In the early era of cellphones, parents restricted access to devices for their older children, teens old enough to have a job or drive on their own. But as smartphones became more advanced and more popular, parents have relented and bought their children devices at younger and younger ages.
Today, the average child is given their first cell phone at the age of 10 years old, according to a study by Influence Central, and some kids are getting access to the devices as young as 7 years old.
As parents who also grew up using cell phones get older, chances are they too will let their children use phones at relatively young ages, having grown accustomed to having the technology in their lives. And children learn from their parents, which means the more parents who are addicted to smartphones have children, the more children there will be learning how to use smartphones.
Phones affect brain development
For a long time, parents were deathly afraid that cell phones could give their kids brain cancer, blood cancer, skin cancer, all kinds of cancers. And while it turns out there’s relatively little evidence to support that fear, there is another potential consequence of cellphone use, particularly for young, developing brains: addiction.
Parents and teachers are reporting that children behave like addicts when it comes to cell phones, figuratively or literally unable to put them down for any extended period of time. The average teen checks their phone hourly for the latest digital marketing, and students struggle to put devices down in class and pay attention.
And evidence also suggests that smartphones negatively affect our memory capacity, leaving us a little slower and less able to retain basic information because we’ve become used to turning to our phones for everything. We still don’t know what kind of impact that can have long-term on a student’s memory when smartphones are incorporated into classrooms, but that hasn’t stopped school systems across the country from embracing smartphones as another teaching tool.
The right age isn’t a generic number
When it comes to actually declaring a “right time” to give your child a phone, the truth is there is no single right answer, according to Common Sense Media.
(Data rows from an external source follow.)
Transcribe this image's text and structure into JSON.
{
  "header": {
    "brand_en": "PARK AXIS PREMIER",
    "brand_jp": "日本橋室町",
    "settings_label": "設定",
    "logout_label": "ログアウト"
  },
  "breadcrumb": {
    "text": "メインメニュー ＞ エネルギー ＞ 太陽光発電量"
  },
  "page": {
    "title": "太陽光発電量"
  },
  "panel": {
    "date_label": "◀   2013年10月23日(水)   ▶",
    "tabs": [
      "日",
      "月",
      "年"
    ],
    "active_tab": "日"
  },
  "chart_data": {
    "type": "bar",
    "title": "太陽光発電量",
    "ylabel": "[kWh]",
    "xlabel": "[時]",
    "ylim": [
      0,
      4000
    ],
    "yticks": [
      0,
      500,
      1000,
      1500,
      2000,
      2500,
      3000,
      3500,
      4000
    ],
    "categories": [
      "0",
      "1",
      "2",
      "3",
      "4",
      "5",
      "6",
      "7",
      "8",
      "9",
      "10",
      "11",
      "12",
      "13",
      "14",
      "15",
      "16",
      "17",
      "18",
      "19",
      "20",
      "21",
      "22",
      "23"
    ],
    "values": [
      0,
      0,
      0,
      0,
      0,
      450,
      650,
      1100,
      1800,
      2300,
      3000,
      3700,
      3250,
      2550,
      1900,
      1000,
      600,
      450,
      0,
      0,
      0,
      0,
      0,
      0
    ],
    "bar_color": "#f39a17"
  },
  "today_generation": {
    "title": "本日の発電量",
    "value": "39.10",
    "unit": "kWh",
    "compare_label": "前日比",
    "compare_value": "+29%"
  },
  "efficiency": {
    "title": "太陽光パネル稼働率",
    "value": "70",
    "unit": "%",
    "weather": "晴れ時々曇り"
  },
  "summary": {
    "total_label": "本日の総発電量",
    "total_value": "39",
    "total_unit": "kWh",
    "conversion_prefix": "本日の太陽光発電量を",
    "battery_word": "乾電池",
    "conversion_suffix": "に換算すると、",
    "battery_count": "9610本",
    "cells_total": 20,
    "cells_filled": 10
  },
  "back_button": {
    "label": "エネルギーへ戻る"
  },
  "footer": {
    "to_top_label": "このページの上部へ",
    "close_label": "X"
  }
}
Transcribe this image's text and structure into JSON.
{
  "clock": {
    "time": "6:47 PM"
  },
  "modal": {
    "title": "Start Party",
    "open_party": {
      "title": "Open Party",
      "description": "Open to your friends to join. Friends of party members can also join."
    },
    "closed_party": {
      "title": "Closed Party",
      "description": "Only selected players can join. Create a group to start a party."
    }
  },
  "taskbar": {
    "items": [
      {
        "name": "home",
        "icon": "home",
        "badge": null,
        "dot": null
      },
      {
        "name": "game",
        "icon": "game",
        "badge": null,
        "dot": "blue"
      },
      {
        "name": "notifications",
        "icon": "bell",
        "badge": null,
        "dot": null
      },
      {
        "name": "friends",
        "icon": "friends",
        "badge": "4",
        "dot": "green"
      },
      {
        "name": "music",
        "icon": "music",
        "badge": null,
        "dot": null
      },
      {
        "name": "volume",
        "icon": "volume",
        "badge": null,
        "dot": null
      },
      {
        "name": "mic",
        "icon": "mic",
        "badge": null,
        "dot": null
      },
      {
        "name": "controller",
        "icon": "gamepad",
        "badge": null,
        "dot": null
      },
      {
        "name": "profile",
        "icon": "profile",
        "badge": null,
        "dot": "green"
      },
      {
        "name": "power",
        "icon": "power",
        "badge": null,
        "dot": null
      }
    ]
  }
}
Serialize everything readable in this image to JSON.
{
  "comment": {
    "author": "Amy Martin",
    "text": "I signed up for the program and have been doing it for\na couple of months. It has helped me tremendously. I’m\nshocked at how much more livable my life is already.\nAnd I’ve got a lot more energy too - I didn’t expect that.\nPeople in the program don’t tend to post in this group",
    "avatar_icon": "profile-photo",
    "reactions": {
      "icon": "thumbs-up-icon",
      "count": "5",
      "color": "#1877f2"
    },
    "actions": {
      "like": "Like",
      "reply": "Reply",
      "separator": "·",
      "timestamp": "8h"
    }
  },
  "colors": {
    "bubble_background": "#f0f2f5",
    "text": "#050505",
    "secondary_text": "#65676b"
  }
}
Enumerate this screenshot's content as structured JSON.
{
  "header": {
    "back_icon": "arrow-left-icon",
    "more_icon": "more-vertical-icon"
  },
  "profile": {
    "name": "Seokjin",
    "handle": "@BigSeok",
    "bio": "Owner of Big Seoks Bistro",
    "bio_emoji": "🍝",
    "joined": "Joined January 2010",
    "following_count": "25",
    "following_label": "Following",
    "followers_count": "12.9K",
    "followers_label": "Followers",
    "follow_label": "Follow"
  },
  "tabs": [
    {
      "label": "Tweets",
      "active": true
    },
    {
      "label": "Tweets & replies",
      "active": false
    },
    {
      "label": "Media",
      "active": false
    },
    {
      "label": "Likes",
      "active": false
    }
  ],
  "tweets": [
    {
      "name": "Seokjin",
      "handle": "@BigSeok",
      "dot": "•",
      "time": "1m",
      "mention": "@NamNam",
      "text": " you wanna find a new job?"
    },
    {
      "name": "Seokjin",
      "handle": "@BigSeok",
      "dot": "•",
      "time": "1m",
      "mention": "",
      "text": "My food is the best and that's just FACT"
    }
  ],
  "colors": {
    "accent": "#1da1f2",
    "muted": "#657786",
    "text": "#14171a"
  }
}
The organization, which is dedicated to developing basic rules for kids and technology use, say that determining when it’s an acceptable time to give your child a smartphone depends on a number of individual factors related to your child’s maturity.
How responsible is your child with their things? Do they lose or break them frequently, or do they do a good job of keeping track of everything and keeping it safe? Have they used smart devices in the past, and have they shown sensible judgement when using them? You don’t want to buy a device if your child is still prone to dropping things frequently, pitching a fit or throwing things in anger.
You should also ask yourself whether your child is good at obeying your rules and respecting boundaries. After all, even the best parental devices can be overcome by a child with enough willpower, and it’s important that the rules are respected in order to keep your child’s smartphone use safe and secure.
Finally, consider whether your child is mature enough to handle social media. Even if that’s not what the device is for, your child will inevitably be participating in that online world, and you want to make sure they can keep themselves safe, both from other kids and from predators online. If you can answer yes to all questions, your child may be ready for a smart device. If not, it may be prudent to wait a while instead.